Kurdistan gençleri dalga dalga Avrupa ülkelerine gidiyor. Kurdistan gençleri Avrupa ülkelerinde nasıl bir yaşam sürdürecek? Bu nasıl kirli bir siyasettir? Behdînan, Soran, Germiyan coğrafyasından daha güzel, daha zengin bir coğrafya mı var? Gençlere Mezopotamya topraklarını terk ettirip yönlerini Avrupa’ya çeviriyorlar. Bu Barzani Ailesinin siyasetidir. Bu yüzden Uluslararası Komplo doğru yurtseverliğe karşı, demokrasi kültürüne karşı, ulusal birlik çizgisini savunan özgürlükçü topluma karşı yapılıyor. Başûr’daki tüm partilerin, aydınların, sanatçıların, yazarların bunları görmesi lazım. Önderliğe yönelik komplo sürecinde Silêmanî'de, Hewlêr’de, Kerkûk’te, Behdînan’da, Soran’da milyonlarca insan ayaklandı. O dönem Rêber Apo’yu çok büyük bir sahiplenme vardı. Başûr’dan hareketimize katılan, yönetimimizde yer alan, canlarını feda eden yüzlerce arkadaşımız oldu. Başûr halkının değerleridir onlar. Heval Helmet, Diyar Xerîb Önderliğin yanında büyüdü, eğitim gördü. Sadece Başûr halkına değil tüm Kurdistan halkına öncülük ettiler. Başûr halkının bu şehitleri esas alması, sembol olarak görmesi lazım.”

HANGİ CESARETLE PKK’Yİ BAŞÛR’DAN ÇIKARACAĞIZ DİYORLAR?

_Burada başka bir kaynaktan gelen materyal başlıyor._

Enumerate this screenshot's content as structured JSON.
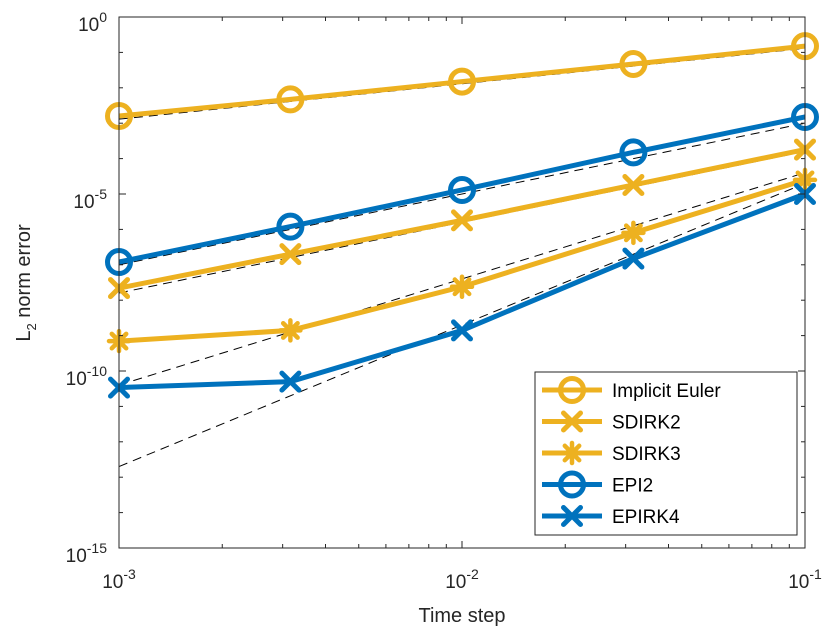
{
  "chart_data": {
    "type": "line",
    "xscale": "log",
    "yscale": "log",
    "xlabel": "Time step",
    "ylabel": "L",
    "ylabel_subscript": "2",
    "ylabel_suffix": " norm error",
    "xlim": [
      0.001,
      0.1
    ],
    "ylim": [
      1e-15,
      1
    ],
    "grid": false,
    "legend_position": "bottom-right",
    "x_ticks": [
      {
        "value": 0.001,
        "base": "10",
        "exp": "-3"
      },
      {
        "value": 0.01,
        "base": "10",
        "exp": "-2"
      },
      {
        "value": 0.1,
        "base": "10",
        "exp": "-1"
      }
    ],
    "y_ticks": [
      {
        "value": 1,
        "base": "10",
        "exp": "0"
      },
      {
        "value": 1e-05,
        "base": "10",
        "exp": "-5"
      },
      {
        "value": 1e-10,
        "base": "10",
        "exp": "-10"
      },
      {
        "value": 1e-15,
        "base": "10",
        "exp": "-15"
      }
    ],
    "x": [
      0.001,
      0.00316,
      0.01,
      0.0316,
      0.1
    ],
    "series": [
      {
        "name": "Implicit Euler",
        "color": "#EDB120",
        "marker": "circle",
        "values": [
          0.0016,
          0.0047,
          0.015,
          0.047,
          0.15
        ]
      },
      {
        "name": "SDIRK2",
        "color": "#EDB120",
        "marker": "x",
        "values": [
          2.2e-08,
          2e-07,
          1.8e-06,
          1.8e-05,
          0.00018
        ]
      },
      {
        "name": "SDIRK3",
        "color": "#EDB120",
        "marker": "asterisk",
        "values": [
          7e-10,
          1.4e-09,
          2.4e-08,
          8e-07,
          2.5e-05
        ]
      },
      {
        "name": "EPI2",
        "color": "#0072BD",
        "marker": "circle",
        "values": [
          1.2e-07,
          1.2e-06,
          1.3e-05,
          0.00015,
          0.0015
        ]
      },
      {
        "name": "EPIRK4",
        "color": "#0072BD",
        "marker": "x",
        "values": [
          3.4e-11,
          5e-11,
          1.4e-09,
          1.5e-07,
          1e-05
        ]
      }
    ],
    "reference_lines": [
      {
        "order": 1,
        "x": [
          0.001,
          0.1
        ],
        "y": [
          0.0013,
          0.13
        ]
      },
      {
        "order": 2,
        "x": [
          0.001,
          0.1
        ],
        "y": [
          1e-07,
          0.001
        ]
      },
      {
        "order": 2,
        "x": [
          0.001,
          0.1
        ],
        "y": [
          1.6e-08,
          0.00016
        ]
      },
      {
        "order": 3,
        "x": [
          0.001,
          0.1
        ],
        "y": [
          4e-11,
          4e-05
        ]
      },
      {
        "order": 4,
        "x": [
          0.001,
          0.1
        ],
        "y": [
          2e-13,
          2e-05
        ]
      }
    ]
  }
}
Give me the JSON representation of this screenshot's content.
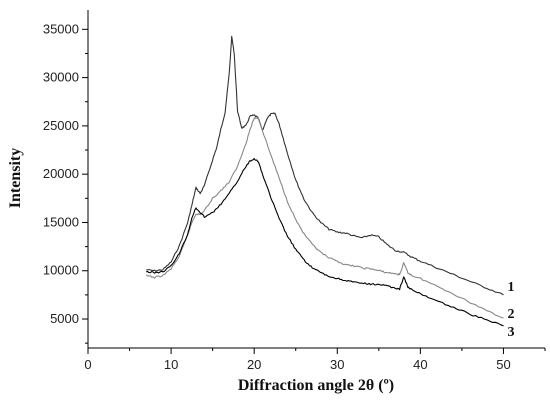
{
  "chart_data": {
    "type": "line",
    "title": "",
    "xlabel": "Diffraction angle 2θ (º)",
    "ylabel": "Intensity",
    "xlim": [
      0,
      55
    ],
    "ylim": [
      2000,
      37000
    ],
    "xticks": [
      0,
      10,
      20,
      30,
      40,
      50
    ],
    "yticks": [
      5000,
      10000,
      15000,
      20000,
      25000,
      30000,
      35000
    ],
    "grid": false,
    "legend": "none",
    "series": [
      {
        "name": "1",
        "color": "#333333",
        "points": [
          [
            7,
            10100
          ],
          [
            8,
            10000
          ],
          [
            9,
            10100
          ],
          [
            10,
            10900
          ],
          [
            11,
            12600
          ],
          [
            12,
            15000
          ],
          [
            12.5,
            16800
          ],
          [
            13,
            18600
          ],
          [
            13.5,
            18000
          ],
          [
            14,
            18800
          ],
          [
            15,
            21500
          ],
          [
            15.5,
            22800
          ],
          [
            16,
            24700
          ],
          [
            16.5,
            26400
          ],
          [
            17,
            30500
          ],
          [
            17.3,
            34200
          ],
          [
            17.6,
            32500
          ],
          [
            18,
            26500
          ],
          [
            18.5,
            24800
          ],
          [
            19,
            25000
          ],
          [
            19.5,
            26000
          ],
          [
            20,
            26100
          ],
          [
            20.5,
            25800
          ],
          [
            21,
            24500
          ],
          [
            21.5,
            25700
          ],
          [
            22,
            26200
          ],
          [
            22.5,
            26300
          ],
          [
            23,
            25200
          ],
          [
            23.5,
            23700
          ],
          [
            24,
            22200
          ],
          [
            25,
            19400
          ],
          [
            26,
            17400
          ],
          [
            27,
            16000
          ],
          [
            28,
            15000
          ],
          [
            29,
            14300
          ],
          [
            30,
            14000
          ],
          [
            31,
            13900
          ],
          [
            32,
            13600
          ],
          [
            33,
            13400
          ],
          [
            34,
            13700
          ],
          [
            35,
            13500
          ],
          [
            36,
            12700
          ],
          [
            37,
            12100
          ],
          [
            38,
            11900
          ],
          [
            39,
            11400
          ],
          [
            40,
            11000
          ],
          [
            42,
            10300
          ],
          [
            44,
            9600
          ],
          [
            46,
            8900
          ],
          [
            48,
            8200
          ],
          [
            50,
            7500
          ]
        ]
      },
      {
        "name": "2",
        "color": "#888888",
        "points": [
          [
            7,
            9500
          ],
          [
            8,
            9300
          ],
          [
            9,
            9500
          ],
          [
            10,
            10200
          ],
          [
            11,
            11500
          ],
          [
            12,
            13700
          ],
          [
            12.5,
            15000
          ],
          [
            13,
            15900
          ],
          [
            13.5,
            15800
          ],
          [
            14,
            16200
          ],
          [
            15,
            17500
          ],
          [
            16,
            18300
          ],
          [
            17,
            19200
          ],
          [
            18,
            20800
          ],
          [
            19,
            23200
          ],
          [
            19.5,
            24600
          ],
          [
            20,
            25800
          ],
          [
            20.5,
            25800
          ],
          [
            21,
            24500
          ],
          [
            22,
            22000
          ],
          [
            23,
            19600
          ],
          [
            24,
            17200
          ],
          [
            25,
            15300
          ],
          [
            26,
            13800
          ],
          [
            27,
            12700
          ],
          [
            28,
            11900
          ],
          [
            29,
            11300
          ],
          [
            30,
            11000
          ],
          [
            31,
            10600
          ],
          [
            32,
            10500
          ],
          [
            33,
            10300
          ],
          [
            34,
            10200
          ],
          [
            35,
            10000
          ],
          [
            36,
            9800
          ],
          [
            37,
            9700
          ],
          [
            37.5,
            9600
          ],
          [
            38,
            10800
          ],
          [
            38.5,
            9800
          ],
          [
            39,
            9500
          ],
          [
            40,
            9200
          ],
          [
            42,
            8400
          ],
          [
            44,
            7600
          ],
          [
            46,
            6700
          ],
          [
            48,
            5900
          ],
          [
            50,
            5100
          ]
        ]
      },
      {
        "name": "3",
        "color": "#000000",
        "points": [
          [
            7,
            9900
          ],
          [
            8,
            9800
          ],
          [
            9,
            9900
          ],
          [
            10,
            10500
          ],
          [
            11,
            11800
          ],
          [
            12,
            13800
          ],
          [
            12.5,
            15500
          ],
          [
            13,
            16500
          ],
          [
            13.5,
            16000
          ],
          [
            14,
            15600
          ],
          [
            15,
            16000
          ],
          [
            16,
            16900
          ],
          [
            17,
            18000
          ],
          [
            18,
            19300
          ],
          [
            19,
            20800
          ],
          [
            19.5,
            21400
          ],
          [
            20,
            21600
          ],
          [
            20.5,
            21300
          ],
          [
            21,
            20000
          ],
          [
            22,
            17600
          ],
          [
            23,
            15400
          ],
          [
            24,
            13600
          ],
          [
            25,
            12200
          ],
          [
            26,
            11100
          ],
          [
            27,
            10300
          ],
          [
            28,
            9800
          ],
          [
            29,
            9400
          ],
          [
            30,
            9200
          ],
          [
            31,
            9000
          ],
          [
            32,
            8800
          ],
          [
            33,
            8700
          ],
          [
            34,
            8600
          ],
          [
            35,
            8600
          ],
          [
            36,
            8400
          ],
          [
            37,
            8200
          ],
          [
            37.5,
            8100
          ],
          [
            38,
            9400
          ],
          [
            38.5,
            8300
          ],
          [
            39,
            8000
          ],
          [
            40,
            7600
          ],
          [
            42,
            6900
          ],
          [
            44,
            6200
          ],
          [
            46,
            5500
          ],
          [
            48,
            4900
          ],
          [
            50,
            4300
          ]
        ]
      }
    ]
  }
}
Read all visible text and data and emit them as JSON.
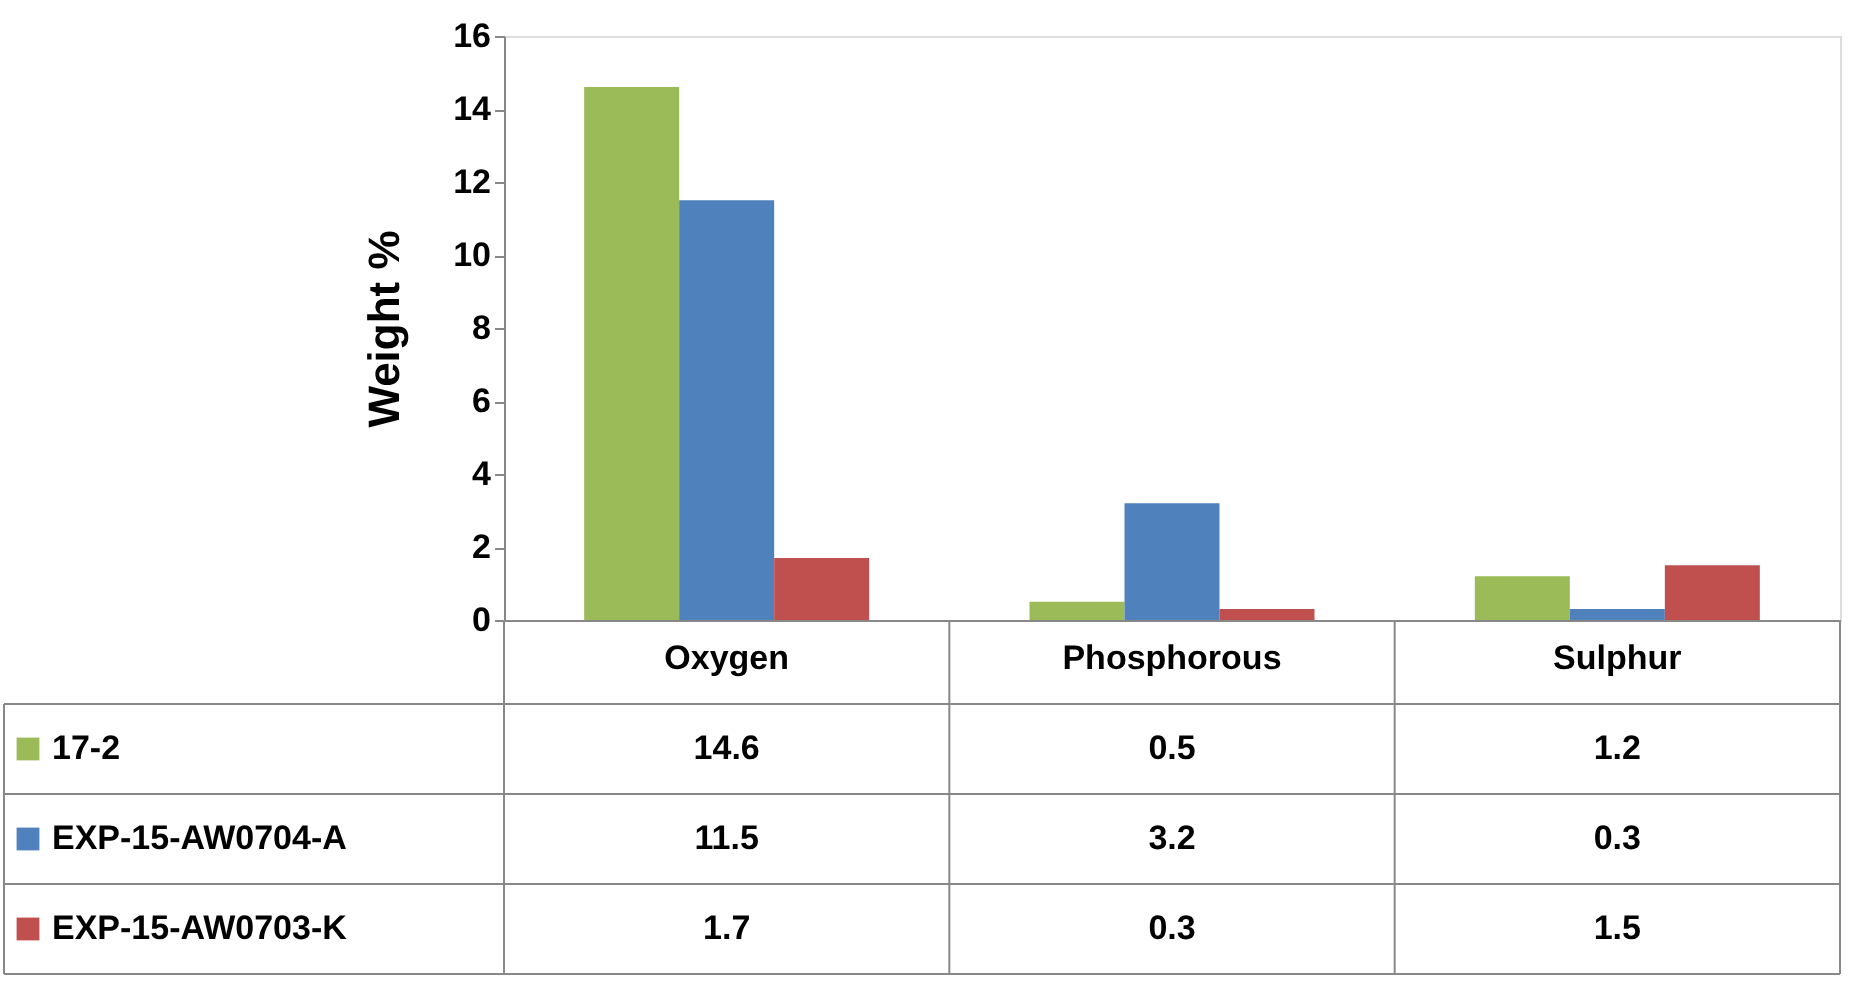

PKK’nin ‘bu parça benim, bu parça senin’ gibi bir anlayışa sahip olmadığını vurgulayan Seven, Kurdistan’ın bir partinin, bir hanedanın, ya da bir ailenin değil tüm Kürtlerin ülkesi olduğunu ifade etti. Başûr’da mücadelenin hala devam ettiğini ifade eden PKK Merkez Komite Üyesi Nedim Seven, konuşmasını şu sözlerle sonlandırdı: “PKK’nin kuruluşundan bu yana Başûr’da birçok kazanım da elde edildi. Gece gündüz PKK Başûr’dan çıksın diyorlar. Kim çıkacak? PKK Başûr’a, Rojhilat’a, Rojava’ya, Bakur’a, tüm Kurdistan halkına sahip çıkandır. PKK, Rêber Apo’nun ekolojik, kadın özgürlükçü paradigmasına sahip çıkandır. Hangi cesaretle PKK’yi Başûr’dan çıkaracağız diyorlar? Biraz geçmişlerine baksınlar, biraz ciddi olsunlar. Bir ciddiyetleri kalmamış. Eski defterleri açmak istemiyorum. Toplumumuz hepsini biliyor zaten.

Başûr halkımız nasıl ki komplo sürecinde Rêber Apo’ya sahip çıktıysa şimdi de aynı duruşu sergilemelidir. İşgalcilere özellikle Türk devletine karşı ulusal birlik ruhuyla PKK ve gerillanın yanında yer almalı, Kurdistan’ı savunmalıdır. Doğrusu da budur. Kurdistan gençlerine de çağrımız budur. Avrupa ülkelerine gidip ne yapacaklar, nasıl yaşayacaklar? Bütün bunları göz önünde bulundurmalı.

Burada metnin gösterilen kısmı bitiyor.